Although the gregarious pheasant is commercially bred it is still considered a game bird. It is also the most hunted game bird in the Britsh Isles. The official season is from October 1st- Febuary 1st. These particular birds are comical to watch as they negotiate the undergrowth trying to outwit us with their limited capacity. They are in prime condition, plump and in good health. They make excellent eating. Join our Festive Four course to learn more…
As with most game we expect the meat to be a little stronger in comparison to the popular white meats we are used to. It is not only, extremely lean and good for us but has enjoyed a wild life of liberty. They can be hung for a few days to mature the ‘gamey’ taste or eaten on the day for a slightly milder flavour. The legs are perfectly edible but contain very little meat. The best cooking method is slow roasting or using the French method of confit. If roasting the bird on the bone (whole), where there is more flavour, pluck the feathers leaving the skin intact to prevent over drying in the oven. Generally it is the breast meat that is prized and this can be removed using a number of quick and easy methods. Without the skin you must judge the cooking time to perfection and baste regularly to achieve a succulent result. Alternatively use Purbeck Larder smoked pork belly (streaky) to prevent the breast becoming dry. In week 2 of the Festive Four cookery course we take a look at boning, stuffing and roasting a chicken, pheasant and pigeon.
Makes 1-2 jars
- 225g (8oz) cranberries
- 100ml (5 fl oz) water
- 50-75g (2-3oz) sugar
- Zest & juice, 3 Clementines
- 1/4 tsp ground cloves or cinnamon
- 50 ml port
- 2-3 tbsp maple syrup
- 1. Place the cranberries, water, sugar, Clementines and spices in a small pan and cook until the cranberries ‘pop’. As the cranberries break down drive off any excess liquid until the sauce thickens.

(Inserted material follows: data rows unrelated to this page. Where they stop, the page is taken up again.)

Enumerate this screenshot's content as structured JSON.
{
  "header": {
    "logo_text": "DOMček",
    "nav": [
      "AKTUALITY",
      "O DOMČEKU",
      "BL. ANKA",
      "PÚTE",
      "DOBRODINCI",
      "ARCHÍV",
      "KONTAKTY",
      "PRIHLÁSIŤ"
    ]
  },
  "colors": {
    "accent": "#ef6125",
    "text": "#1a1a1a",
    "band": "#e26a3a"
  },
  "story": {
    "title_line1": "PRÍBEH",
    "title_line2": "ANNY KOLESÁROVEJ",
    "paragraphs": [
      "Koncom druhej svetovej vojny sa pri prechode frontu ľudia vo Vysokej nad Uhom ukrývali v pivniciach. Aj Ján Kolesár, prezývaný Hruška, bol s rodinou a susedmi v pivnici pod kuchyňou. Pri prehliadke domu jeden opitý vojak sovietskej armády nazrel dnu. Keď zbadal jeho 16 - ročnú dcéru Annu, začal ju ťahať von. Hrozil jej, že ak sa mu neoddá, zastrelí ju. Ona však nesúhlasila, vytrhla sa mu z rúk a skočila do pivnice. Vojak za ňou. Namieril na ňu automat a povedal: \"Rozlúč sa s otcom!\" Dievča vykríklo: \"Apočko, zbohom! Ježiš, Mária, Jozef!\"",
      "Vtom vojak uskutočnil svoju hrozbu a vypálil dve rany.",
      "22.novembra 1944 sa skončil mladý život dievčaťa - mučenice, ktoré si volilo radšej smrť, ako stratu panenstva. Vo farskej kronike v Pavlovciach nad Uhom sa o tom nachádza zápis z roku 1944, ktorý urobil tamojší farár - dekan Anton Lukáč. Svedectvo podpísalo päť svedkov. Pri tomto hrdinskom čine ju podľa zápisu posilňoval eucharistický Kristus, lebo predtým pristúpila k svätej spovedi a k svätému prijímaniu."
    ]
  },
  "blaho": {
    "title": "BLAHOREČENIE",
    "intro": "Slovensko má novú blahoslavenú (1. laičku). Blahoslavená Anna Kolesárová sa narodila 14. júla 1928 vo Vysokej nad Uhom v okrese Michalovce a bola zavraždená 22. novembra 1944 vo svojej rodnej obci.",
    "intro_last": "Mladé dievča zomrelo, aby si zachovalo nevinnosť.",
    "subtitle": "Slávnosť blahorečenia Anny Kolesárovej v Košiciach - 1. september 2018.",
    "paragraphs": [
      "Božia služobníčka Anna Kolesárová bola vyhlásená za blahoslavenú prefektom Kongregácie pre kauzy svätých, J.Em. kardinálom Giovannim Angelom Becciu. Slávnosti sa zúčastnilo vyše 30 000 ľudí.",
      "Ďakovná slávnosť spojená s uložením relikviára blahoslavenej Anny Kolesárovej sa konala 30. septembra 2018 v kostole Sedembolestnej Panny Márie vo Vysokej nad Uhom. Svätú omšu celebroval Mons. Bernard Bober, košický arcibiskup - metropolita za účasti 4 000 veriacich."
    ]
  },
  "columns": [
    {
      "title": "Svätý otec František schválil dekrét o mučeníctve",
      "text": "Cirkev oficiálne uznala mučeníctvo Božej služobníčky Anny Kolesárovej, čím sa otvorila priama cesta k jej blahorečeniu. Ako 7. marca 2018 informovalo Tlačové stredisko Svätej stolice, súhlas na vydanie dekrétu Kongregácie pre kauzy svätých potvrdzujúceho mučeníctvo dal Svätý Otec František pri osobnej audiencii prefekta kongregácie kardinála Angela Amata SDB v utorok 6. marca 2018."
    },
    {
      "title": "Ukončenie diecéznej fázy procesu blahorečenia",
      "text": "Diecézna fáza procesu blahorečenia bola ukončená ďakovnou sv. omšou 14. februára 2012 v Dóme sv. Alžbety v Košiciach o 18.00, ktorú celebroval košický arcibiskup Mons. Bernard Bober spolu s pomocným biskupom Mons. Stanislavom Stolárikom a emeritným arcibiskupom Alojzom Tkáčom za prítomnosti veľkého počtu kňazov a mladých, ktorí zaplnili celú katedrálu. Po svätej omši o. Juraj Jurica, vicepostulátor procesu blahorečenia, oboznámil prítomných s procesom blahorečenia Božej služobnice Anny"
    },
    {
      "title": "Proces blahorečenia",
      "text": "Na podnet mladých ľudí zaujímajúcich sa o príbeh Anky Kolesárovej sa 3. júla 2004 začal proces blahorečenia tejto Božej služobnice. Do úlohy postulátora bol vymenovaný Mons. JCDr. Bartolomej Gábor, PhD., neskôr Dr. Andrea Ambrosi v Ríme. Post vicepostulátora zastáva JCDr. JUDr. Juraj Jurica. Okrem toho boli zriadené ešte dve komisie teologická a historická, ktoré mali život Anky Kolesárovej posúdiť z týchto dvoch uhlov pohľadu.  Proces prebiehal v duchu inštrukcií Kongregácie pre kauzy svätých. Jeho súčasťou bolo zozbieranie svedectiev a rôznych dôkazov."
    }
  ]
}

- 2. Add the port towards the end of cooking with the maple syrup. Check the sweetness adding more sugar as necessary. Cool slightly before decanting into steralised jars. Allow to settle and mingle for a couple of weeks before eating. Store for up to 6 months in the refrigerator.
Use on the side with turkey, chicken or pork. Try this spiced version above with guinea fowl or pheasant. A little of the sauce can also be added to roast gravy before serving. Left over cranberries can be cooked with a little water and sugar to make a gorgeous compote perfect with a steamed white chocolate and pistachio pudding.
White Pepper’s Top Tip: Start with half the sugar. You can adjust the sweetness at the end. Frozen cranberries are perfect for this recipe as the freezing process will partially breakdown the fruit giving a better flavour.